Investigation of Ti3AlC2 formation mechanism through diffusional reaction between carbon and Mo-modified Ti6Al4V

Abstract

Carbon and Mo-coated Ti6Al4V alloy diffusion couple was used to investigate Mo-modified diffusion reaction between carbon and Ti6Al4V. Randomly dispersed carbide particles were observed in Ti6Al4V alloy after 900℃ exposure.
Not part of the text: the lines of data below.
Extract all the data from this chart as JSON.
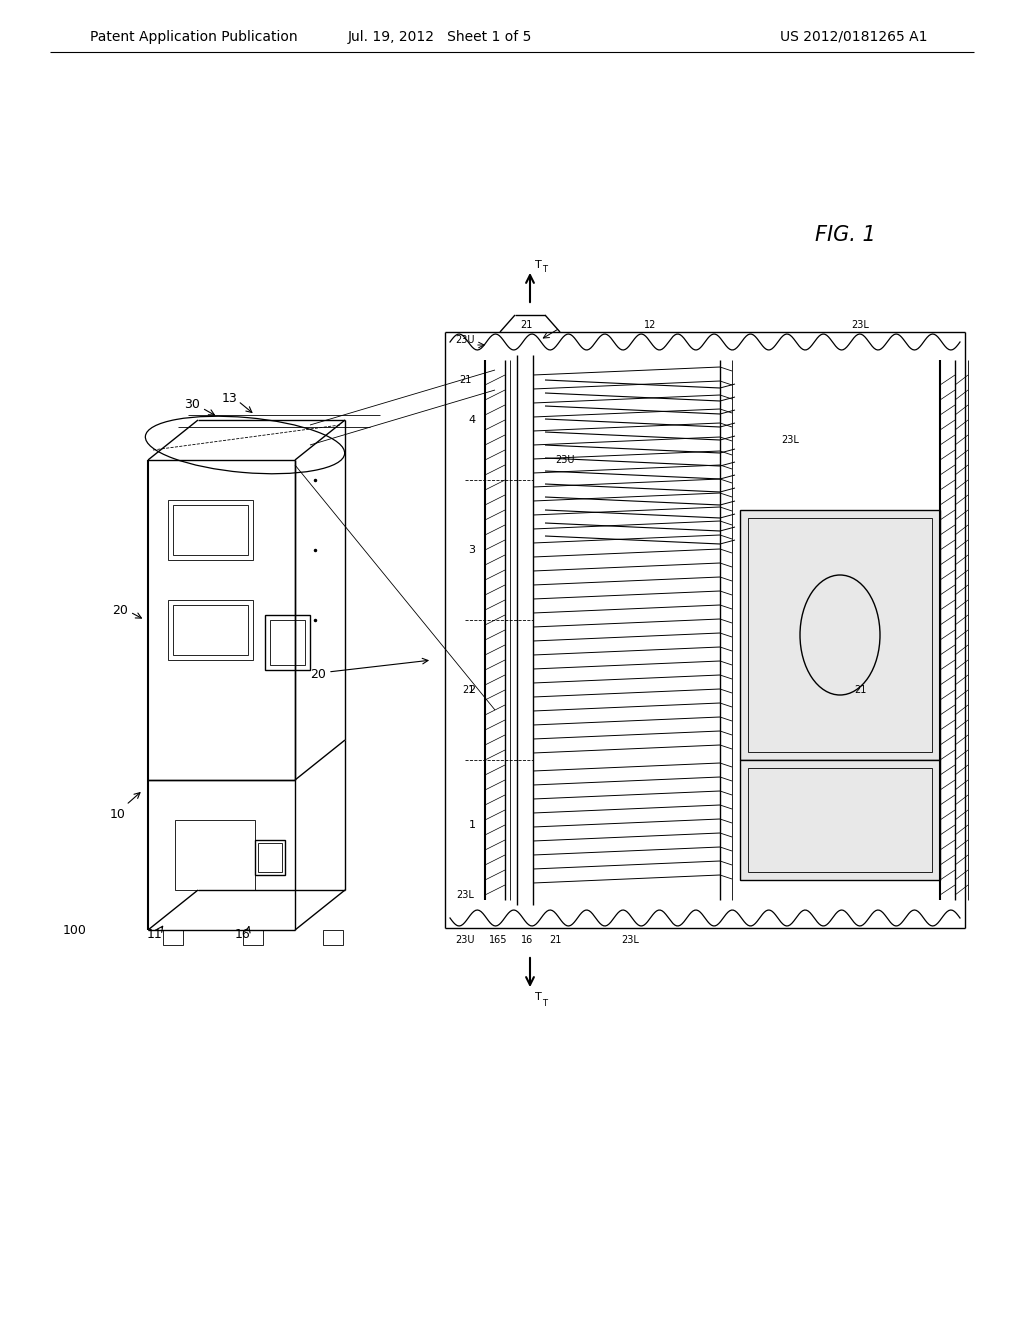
{
  "title_left": "Patent Application Publication",
  "title_center": "Jul. 19, 2012   Sheet 1 of 5",
  "title_right": "US 2012/0181265 A1",
  "fig_label": "FIG. 1",
  "bg_color": "#ffffff",
  "line_color": "#000000",
  "header_fontsize": 10,
  "label_fontsize": 9,
  "fig_label_fontsize": 15
}
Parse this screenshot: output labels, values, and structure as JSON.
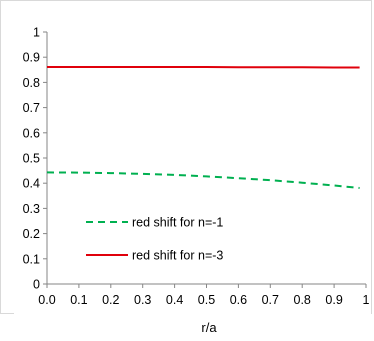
{
  "chart_data": {
    "type": "line",
    "xlabel": "r/a",
    "ylabel": "",
    "xlim": [
      0,
      1
    ],
    "ylim": [
      0,
      1
    ],
    "x_ticks": [
      "0.0",
      "0.1",
      "0.2",
      "0.3",
      "0.4",
      "0.5",
      "0.6",
      "0.7",
      "0.8",
      "0.9",
      "1"
    ],
    "y_ticks": [
      "0",
      "0.1",
      "0.2",
      "0.3",
      "0.4",
      "0.5",
      "0.6",
      "0.7",
      "0.8",
      "0.9",
      "1"
    ],
    "grid": false,
    "legend_position": "lower-left",
    "series": [
      {
        "name": "red shift for n=-1",
        "color": "#00b050",
        "style": "dashed",
        "x": [
          0.0,
          0.1,
          0.2,
          0.3,
          0.4,
          0.5,
          0.6,
          0.7,
          0.8,
          0.9,
          0.98
        ],
        "y": [
          0.443,
          0.442,
          0.44,
          0.437,
          0.433,
          0.427,
          0.42,
          0.412,
          0.402,
          0.391,
          0.381
        ]
      },
      {
        "name": "red shift for n=-3",
        "color": "#e0000b",
        "style": "solid",
        "x": [
          0.0,
          0.1,
          0.2,
          0.3,
          0.4,
          0.5,
          0.6,
          0.7,
          0.8,
          0.9,
          0.98
        ],
        "y": [
          0.861,
          0.861,
          0.861,
          0.861,
          0.861,
          0.861,
          0.86,
          0.86,
          0.86,
          0.859,
          0.859
        ]
      }
    ]
  }
}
Carbide particles were found evolving from defective TiCx (x<1) to mixture of TiCx and defective Ti3AlC2. Although Mo atoms were hardly detected in particles, their dilution effect along Ti alloy grain boundary (GB) is beneficial to carbon diffusion and carbide formation along GB. Based on high-resolution TEM (HRTEM) imaging, high density stacking faults (SFs) and nanotwins were observed in TiCx particles which explain Raman activation of defects in TiC. Formation of SFs and nanotwins in TiCx is attributed to carbon vacancies, which inversely promotes incoherent twin boundary (ITB) formation. Transformation from TiCx to Ti3AlC2 is considered driven by Al indiffusion along ITBs. Intergrowth of TiCx in defective Ti3AlC2 is the compromise to low Al concentration in Ti6Al4V.